Although a notorious technophobe who uses neither a computer nor a smartphone, Ianucci is seldom seen without a cell phone in his hand. What casual observers do not realize, however, is that it is almost always a different cell phone. Ianucci reportedly is paranoid about people listening in on his calls, so he buys disposable cell phones and uses them for only a week or so before discarding them; he also changes his cell phone number several times a year.
Based on the recent revelation that Ianucci frequents prostitutes, however, perhaps that paranoia is understandable. While the police have closely guarded all information surrounding the alleged prostitution ring – and while authorities emphasize that they do not plan to prosecute any of the escort service’s customers – sources close to Eugene Doctoroff, the alleged ring-leader, suggest that Ianucci’s preferences were, to say the least, unconventional.
“He had some very specific requirements for the women he requested,” one source close to the accused Doctoroff explained. “He wanted short women – no one taller than five feet. They couldn’t be Catholic. They had to wear flats, no heels, and short skirts but no underwear.

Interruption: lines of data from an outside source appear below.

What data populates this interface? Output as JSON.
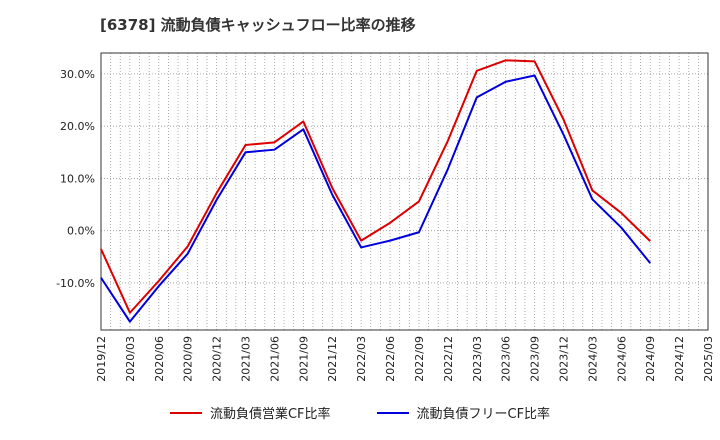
{
  "chart_data": {
    "type": "line",
    "title": "[6378]  流動負債キャッシュフロー比率の推移",
    "xlabel": "",
    "ylabel": "",
    "ylim": [
      -19,
      34
    ],
    "yticks": [
      -10,
      0,
      10,
      20,
      30
    ],
    "ytick_labels": [
      "-10.0%",
      "0.0%",
      "10.0%",
      "20.0%",
      "30.0%"
    ],
    "x_labels": [
      "2019/12",
      "2020/03",
      "2020/06",
      "2020/09",
      "2020/12",
      "2021/03",
      "2021/06",
      "2021/09",
      "2021/12",
      "2022/03",
      "2022/06",
      "2022/09",
      "2022/12",
      "2023/03",
      "2023/06",
      "2023/09",
      "2023/12",
      "2024/03",
      "2024/06",
      "2024/09",
      "2024/12",
      "2025/03"
    ],
    "grid": true,
    "legend_position": "bottom",
    "series": [
      {
        "name": "流動負債営業CF比率",
        "color": "#dd0000",
        "values": [
          -3.5,
          -15.7,
          -9.6,
          -3.0,
          7.2,
          16.4,
          16.9,
          20.9,
          8.2,
          -1.9,
          1.5,
          5.6,
          17.2,
          30.6,
          32.6,
          32.4,
          21.3,
          7.7,
          3.4,
          -2.0,
          null,
          null
        ]
      },
      {
        "name": "流動負債フリーCF比率",
        "color": "#0000dd",
        "values": [
          -9.0,
          -17.4,
          -10.6,
          -4.4,
          5.9,
          15.0,
          15.5,
          19.4,
          6.9,
          -3.2,
          -1.9,
          -0.3,
          11.8,
          25.5,
          28.5,
          29.7,
          18.4,
          6.0,
          0.6,
          -6.2,
          null,
          null
        ]
      }
    ]
  }
}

They were always told to bring a change of clothes with them because they’d probably need it, although none of the girls ever understood that and none ever reported needing any extra clothes.
“They were also told not to talk about money and that he would put down an envelope in front of them but he didn’t want to hand it directly to them and didn’t want them to pick it up while he was looking. He barely spoke at all when he was with them. I’m told that the girls all thought he was creepy. Considering their line of work, that’s really saying something. I mean, how creepy do you have to be to make a call girl uncomfortable?”
This is the side of Michael Ianucci that the people who have elected him to office ten times have never known, and in less than two weeks they will have more information than ever to help guide their voting decisions. The polls say he’s far ahead, and even his political opponents concede that not enough time remains for anyone, let alone an unknown and political novice like Kathleen O’Donnell, to wage an effective campaign against him.
What also remains in question, though, is whether Ianucci, who appears to have lost almost all of his political influence in recent weeks, would even be interested in returning to Harrisburg as just another rank-and-file member of the state House. He has not been seen in the state capital since the scandal broke last month and some people think he may never return. There are even rumors, which the Post could not confirm, that Ianucci has already provided his Harrisburg landlord with written notice of his intention to move out of his apartment there at the end of the year.
Two days later the Post endorsed O’Donnell in her challenge to Ianucci. While noting that “We know nothing about Mrs. O’Donnell, haven’t met her, couldn’t pick her out of a police lineup, and are unaware of her views on even a single issue, we welcome a breath of fresh air representing Philadelphia in Harrisburg and think that a native Philadelphian, mother of three, former nun, and schoolteacher is just what the doctor ordered in these troubled times.”